The accountability gap
For Attard, the issue isn’t with the high-end, narrative podcasts that undergo rigorous production and research, but rather the vast ecosystem of unfiltered opinion shows that shape public discourse without oversight.
“There’s no accountability,” she said. “I’m not saying they shouldn’t be there – they actually deserve a voice – but they occupy space and produce output without any guardrails.”
She singled out Joe Rogan as a case in point. “He doesn’t in any way challenge guests, and then he says, ‘Well, that’s not my job, I’m not a journalist, I’m a comedian’… but I’ve never heard him say anything funny.”
The risk, Attard argued, is not just misinformation – but the way that content from fringe podcasts begins to influence legacy media itself.
“Once something begins to be talked about in the public sphere a lot, the temptation for legacy leaders to buy that audience, or bring that audience in, becomes really quite tempting,” she said.
“We saw that coming out of the pandemic, where stories running in legacy media appeared hours earlier on social media.
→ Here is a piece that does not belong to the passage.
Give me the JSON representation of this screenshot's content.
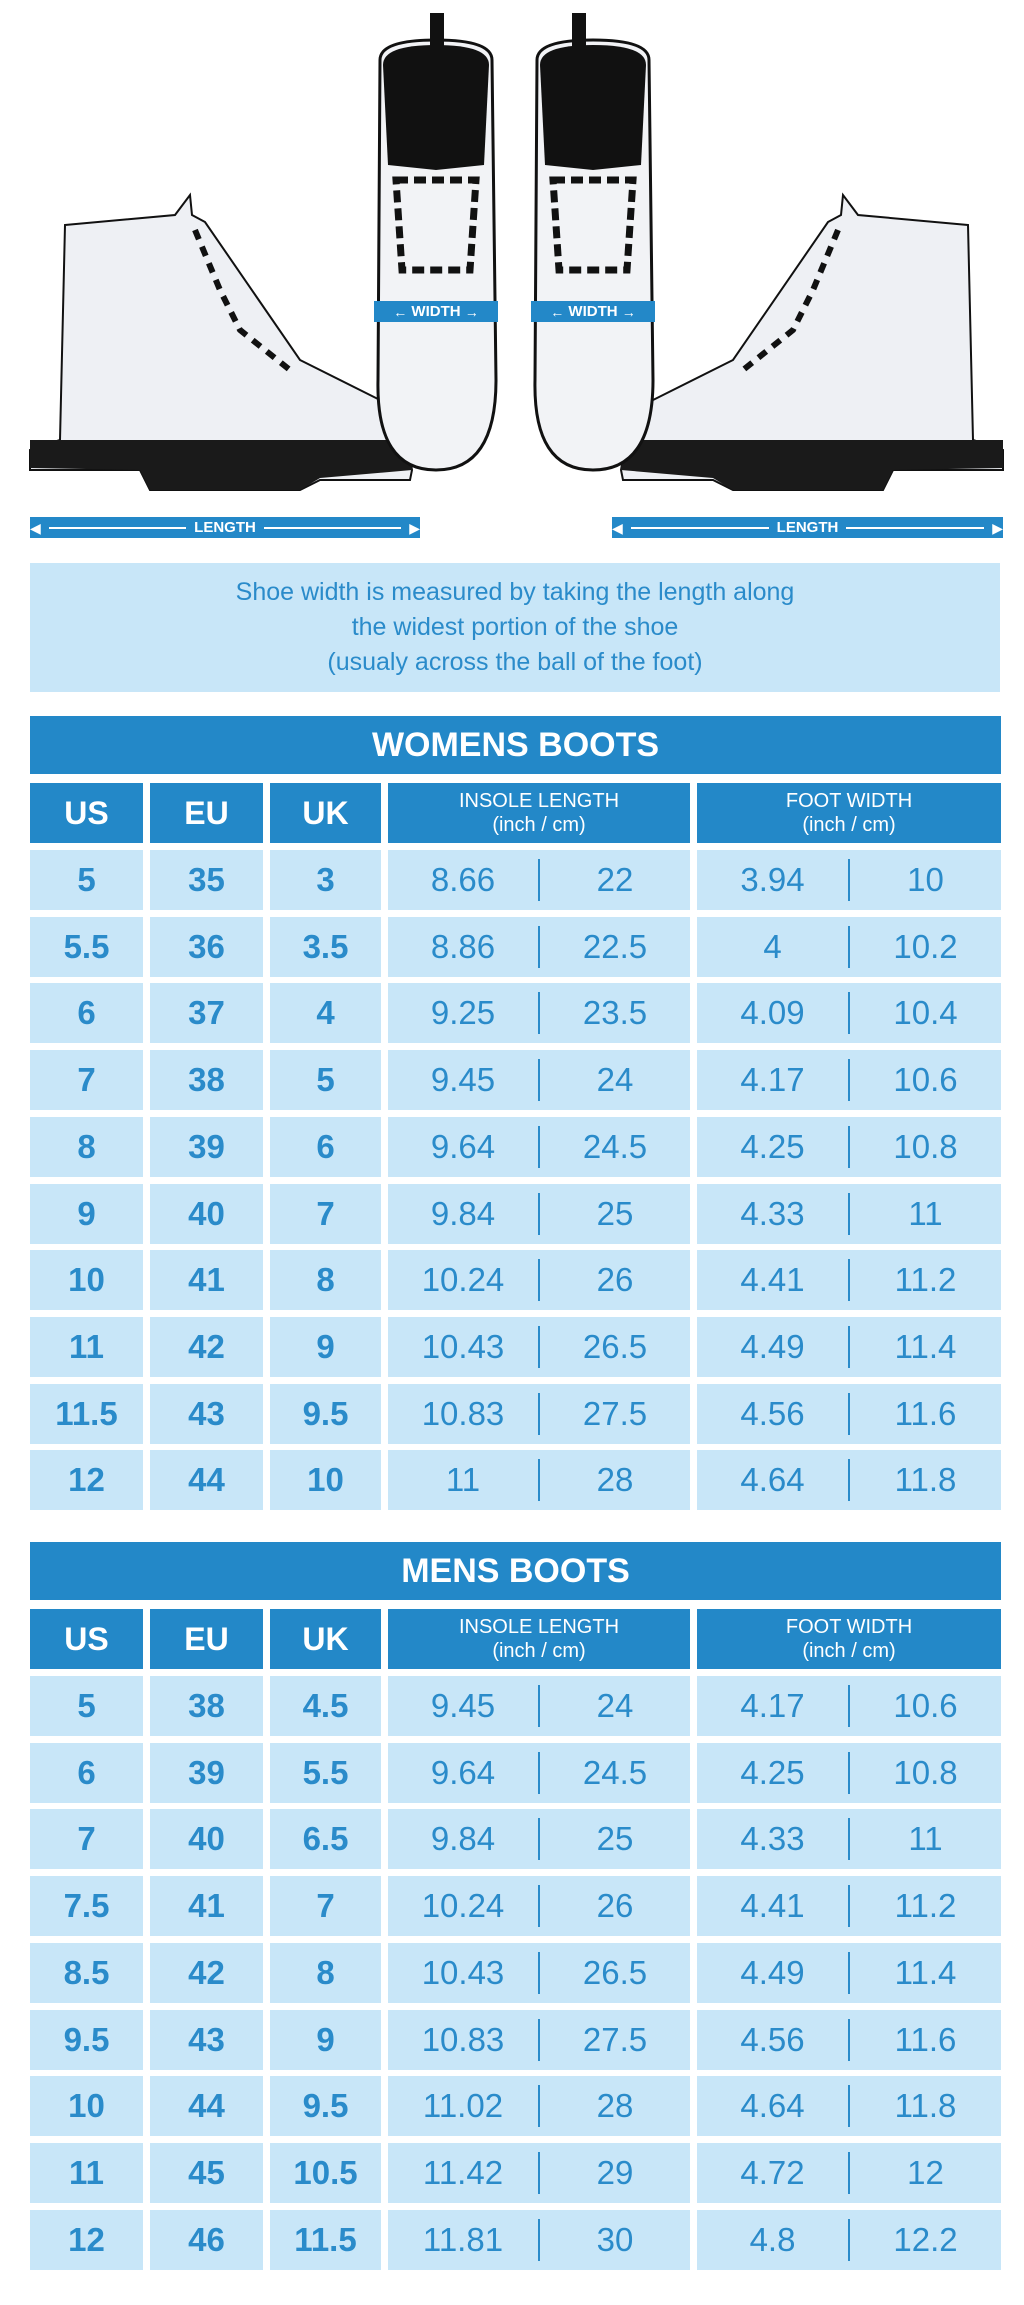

Legacy outlets were sourcing their stories from social media because it was such a flourishing space of ideas and happenings.”
That same dynamic, she warned, is now evident in podcasting. “It can drive agendas. It can drive what’s being talked about in the mainstream,” Attard said. “And that’s both the power and the peril of it.”
Freedom and responsibility
Both McHugh and Attard agree that podcasting has changed the media landscape forever – offering independence and intimacy unmatched by legacy platforms.
But as the medium continues to grow, Attard’s warning is clear: without editorial accountability, that freedom risks eroding the very trust that made podcasting powerful in the first place.